Алексей встревоженно приподнялся.
— Аль вести недобрые? Ну, чего им надобно, тем смутьянам?
— Батогов, государь! — резко бросил Траханиотов.
— Да дыму пищального, — прибавил Плещеев.
Ртищев сидел в стороне и не принимал участия в сидении [4]. Алексей поманил его пальцем.
— Слыхивал? А ты все норовишь смердов потчевать хлебушком да словом евангельским.
Плещеев и Траханиотов обдали постельничего высокомерным взглядом.
— Млад еще Федор Михайлович в государстве разуметь.
От лица Ртищева отхлынула кровь:
— Коль я млад и неразумен — выходит, царь еще неразумней меня по большей младости годов своих!
Морозов в ужасе отшатнулся к стене.
— Молчи!
Но постельничий уже кипел и никого не слушал, кроме себя.
— То-то, — кричал он, — судья с окольничим государевой младостью пользуются да его светлым именем всей Москвой володеют!

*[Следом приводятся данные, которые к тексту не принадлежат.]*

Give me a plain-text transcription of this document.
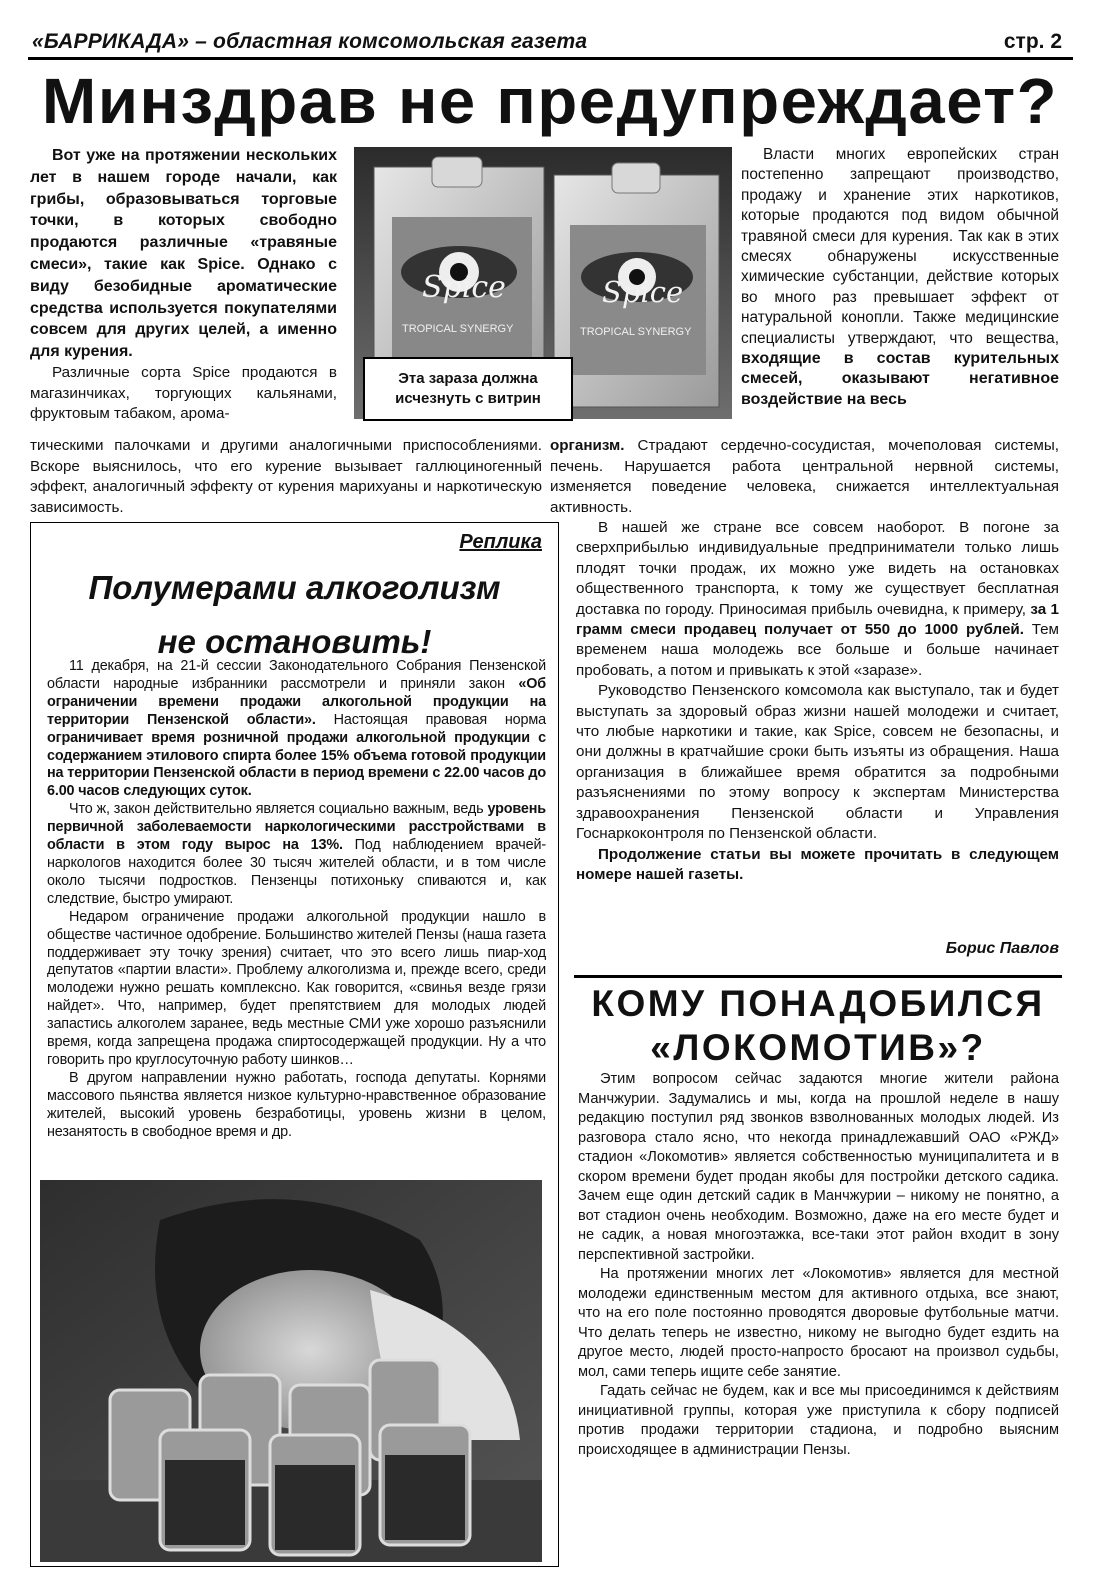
«БАРРИКАДА» – областная комсомольская газета	стр. 2
Минздрав не предупреждает?

Вот уже на протяжении нескольких лет в нашем городе начали, как грибы, образовываться торговые точки, в которых свободно продаются различные «травяные смеси», такие как Spice. Однако с виду безобидные ароматические средства используется покупателями совсем для других целей, а именно для курения.

Различные сорта Spice продаются в магазинчиках, торгующих кальянами, фруктовым табаком, арома-

Spice
TROPICAL SYNERGY
Spice
TROPICAL SYNERGY
Эта зараза должна исчезнуть с витрин

Власти многих европейских стран постепенно запрещают производство, продажу и хранение этих наркотиков, которые продаются под видом обычной травяной смеси для курения. Так как в этих смесях обнаружены искусственные химические субстанции, действие которых во много раз превышает эффект от натуральной конопли. Также медицинские специалисты утверждают, что вещества, входящие в состав курительных смесей, оказывают негативное воздействие на весь

тическими палочками и другими аналогичными приспособлениями. Вскоре выяснилось, что его курение вызывает галлюциногенный эффект, аналогичный эффекту от курения марихуаны и наркотическую зависимость.
организм. Страдают сердечно-сосудистая, мочеполовая системы, печень. Нарушается работа центральной нервной системы, изменяется поведение человека, снижается интеллектуальная активность.
Реплика
Полумерами алкоголизм
не остановить!

11 декабря, на 21-й сессии Законодательного Собрания Пензенской области народные избранники рассмотрели и приняли закон «Об ограничении времени продажи алкогольной продукции на территории Пензенской области». Настоящая правовая норма ограничивает время розничной продажи алкогольной продукции с содержанием этилового спирта более 15% объема готовой продукции на территории Пензенской области в период времени с 22.00 часов до 6.00 часов следующих суток.

Что ж, закон действительно является социально важным, ведь уровень первичной заболеваемости наркологическими расстройствами в области в этом году вырос на 13%. Под наблюдением врачей-наркологов находится более 30 тысяч жителей области, и в том числе около тысячи подростков. Пензенцы потихоньку спиваются и, как следствие, быстро умирают.

Недаром ограничение продажи алкогольной продукции нашло в обществе частичное одобрение. Большинство жителей Пензы (наша газета поддерживает эту точку зрения) считает, что это всего лишь пиар-ход депутатов «партии власти». Проблему алкоголизма и, прежде всего, среди молодежи нужно решать комплексно. Как говорится, «свинья везде грязи найдет». Что, например, будет препятствием для молодых людей запастись алкоголем заранее, ведь местные СМИ уже хорошо разъяснили время, когда запрещена продажа спиртосодержащей продукции. Ну а что говорить про круглосуточную работу шинков…

В другом направлении нужно работать, господа депутаты. Корнями массового пьянства является низкое культурно-нравственное образование жителей, высокий уровень безработицы, уровень жизни в целом, незанятость в свободное время и др.

В нашей же стране все совсем наоборот. В погоне за сверхприбылью индивидуальные предприниматели только лишь плодят точки продаж, их можно уже видеть на остановках общественного транспорта, к тому же существует бесплатная доставка по городу. Приносимая прибыль очевидна, к примеру, за 1 грамм смеси продавец получает от 550 до 1000 рублей. Тем временем наша молодежь все больше и больше начинает пробовать, а потом и привыкать к этой «заразе».

Руководство Пензенского комсомола как выступало, так и будет выступать за здоровый образ жизни нашей молодежи и считает, что любые наркотики и такие, как Spice, совсем не безопасны, и они должны в кратчайшие сроки быть изъяты из обращения. Наша организация в ближайшее время обратится за подробными разъяснениями по этому вопросу к экспертам Министерства здравоохранения Пензенской области и Управления Госнаркоконтроля по Пензенской области.

Продолжение статьи вы можете прочитать в следующем номере нашей газеты.

Борис Павлов
КОМУ ПОНАДОБИЛСЯ
«ЛОКОМОТИВ»?

Этим вопросом сейчас задаются многие жители района Манчжурии. Задумались и мы, когда на прошлой неделе в нашу редакцию поступил ряд звонков взволнованных молодых людей. Из разговора стало ясно, что некогда принадлежавший ОАО «РЖД» стадион «Локомотив» является собственностью муниципалитета и в скором времени будет продан якобы для постройки детского садика. Зачем еще один детский садик в Манчжурии – никому не понятно, а вот стадион очень необходим. Возможно, даже на его месте будет и не садик, а новая многоэтажка, все-таки этот район входит в зону перспективной застройки.

На протяжении многих лет «Локомотив» является для местной молодежи единственным местом для активного отдыха, все знают, что на его поле постоянно проводятся дворовые футбольные матчи. Что делать теперь не известно, никому не выгодно будет ездить на другое место, людей просто-напросто бросают на произвол судьбы, мол, сами теперь ищите себе занятие.

Гадать сейчас не будем, как и все мы присоединимся к действиям инициативной группы, которая уже приступила к сбору подписей против продажи территории стадиона, и подробно выясним происходящее в администрации Пензы.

Позабыв о присутствии Алексея, задетые за живое советники дружно набросились на постельничего. Царь чутко прислушивался к сваре и не останавливал спорщиков.
— А все от соли пошло, — визжал Федор, готовый вцепиться в бороду Траханиотова, — все от того указу, сто пятьдесят четвертого году [5].
— А и не впрямь ли Федькина правда? — вмешался вдруг в спор Алексей и приказал принести указ.
Назарий Чистой прошмыгнул в сени и сейчас же вернулся с указом.
— Чти! — поддернул щекой государь и пересел на лавку.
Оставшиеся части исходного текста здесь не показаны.